Interrogative nucleari
Tranquilli, amici lettori, non abbiamo intenzione alcuna di impartirvi delle lezioni di fisica nucleare; non è un argomento di nostra pertinenza e, oltretutto, non saremmo neanche all'altezza.
Vogliamo parlarvi, piú modestamente, di una particolarità della linguistica, ignorata — come abbiamo avuto modo di denunciare altre volte — dalla quasi totalità dei sacri testi grammaticali. Siamo fermamente convinti, infatti, del fatto che pochi lettori di questa rubrica hanno sentito parlare delle frasi interrogative nucleari, anche se vengono adoperate, inconsciamente, nel linguaggio di tutti i giorni.
Prima vediamo che cosa si intende per frase interrogativa, e qui basta consultare una qualsivoglia grammatica della lingua italiana: le frasi interrogative pongono una domanda e sono caratterizzate dall'intonazione ascendente per quanto attiene alla pronuncia e dal punto interrogativo per quanto riguarda la scrittura. Bene. Queste frasi — ed è ciò che non tutte le grammatiche riportano — a loro volta si suddividono in interrogative totali (o connessionali) e in interrogative nucleari (o parziali).
Appartengono al primo gruppo le frasi interrogative in cui la domanda verte preminentemente sul legame tra soggetto e predicato; quando, insomma, l'interrogazione riguarda tutto l'insieme della frase: hai visto Giovanni? Vuoi leggere un bel libro? Vi andrebbe di uscire? In questo tipo di interrogative (totali) la risposta che ci si deve attendere è un sí o un no, vale a dire la conferma o la negazione di quanto formulato nella domanda: hai visto Giovanni? No (non l'ho visto).
Talvolta l'avverbio olofrastico di risposta (il sí e il no) può essere inespresso come, per esempio, nella frase ti è piaciuto quel libro? Abbastanza (il sí olofrastico è, appunto, sottinteso). Se la risposta che ci si attende è, invece, un grazie, per non restare incerti sulle varie intenzioni dell'interlocutore è bene ripetere la domanda con la formula grazie sí o grazie no?

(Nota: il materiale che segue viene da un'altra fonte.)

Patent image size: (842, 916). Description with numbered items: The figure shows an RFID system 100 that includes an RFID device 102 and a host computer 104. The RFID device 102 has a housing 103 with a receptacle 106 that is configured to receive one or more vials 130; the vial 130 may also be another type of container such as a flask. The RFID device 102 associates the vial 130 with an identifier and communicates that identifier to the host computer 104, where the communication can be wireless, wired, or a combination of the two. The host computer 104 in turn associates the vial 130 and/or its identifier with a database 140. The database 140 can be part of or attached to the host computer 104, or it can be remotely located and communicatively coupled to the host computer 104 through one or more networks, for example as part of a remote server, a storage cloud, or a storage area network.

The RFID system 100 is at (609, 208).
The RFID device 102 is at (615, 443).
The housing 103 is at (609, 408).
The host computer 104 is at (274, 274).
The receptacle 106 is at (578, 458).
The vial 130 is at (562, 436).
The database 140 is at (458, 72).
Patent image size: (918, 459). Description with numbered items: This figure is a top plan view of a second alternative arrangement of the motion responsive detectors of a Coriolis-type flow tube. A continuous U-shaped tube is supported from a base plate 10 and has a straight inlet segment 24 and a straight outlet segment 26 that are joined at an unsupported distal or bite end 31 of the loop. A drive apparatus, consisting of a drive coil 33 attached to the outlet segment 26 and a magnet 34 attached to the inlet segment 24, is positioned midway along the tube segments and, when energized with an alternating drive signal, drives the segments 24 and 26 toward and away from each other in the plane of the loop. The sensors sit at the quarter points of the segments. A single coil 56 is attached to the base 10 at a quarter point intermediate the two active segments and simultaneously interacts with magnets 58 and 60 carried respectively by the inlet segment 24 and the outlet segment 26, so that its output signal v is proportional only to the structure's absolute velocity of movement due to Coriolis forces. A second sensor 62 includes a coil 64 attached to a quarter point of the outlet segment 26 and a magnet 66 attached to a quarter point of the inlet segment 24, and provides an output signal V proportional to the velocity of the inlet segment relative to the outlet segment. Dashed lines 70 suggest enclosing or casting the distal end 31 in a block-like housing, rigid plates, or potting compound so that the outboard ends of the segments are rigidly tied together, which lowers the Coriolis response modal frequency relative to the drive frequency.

E veniamo al secondo gruppo, vale a dire alle interrogative nucleari (o parziali), cosí chiamate in quanto si riferiscono al nucleo, al nocciolo dell'intera frase.
Si chiama nucleare, in grammatica generativa, il nocciolo di una proposizione, vale a dire i componenti elementari che ne costituiscono, appunto, il nucleo, cioè il soggetto, il predicato verbale e, eventualmente, il complemento oggetto.
Appartengono alle interrogative nucleari (o parziali), dunque, le proposizioni interrogative in cui la domanda riguarda esclusivamente uno degli elementi che compongono il nucleo; quando, insomma, il legame soggetto-predicato non è messo minimamente in discussione, ma si sollecita una precisa informazione su un altro elemento nucleare della frase (soggetto, oggetto o complemento indiretto) e la risposta che ci si attende è, appunto, la precisazione dell'elemento sconosciuto: chi parla? (qualcuno parla, ma chi?).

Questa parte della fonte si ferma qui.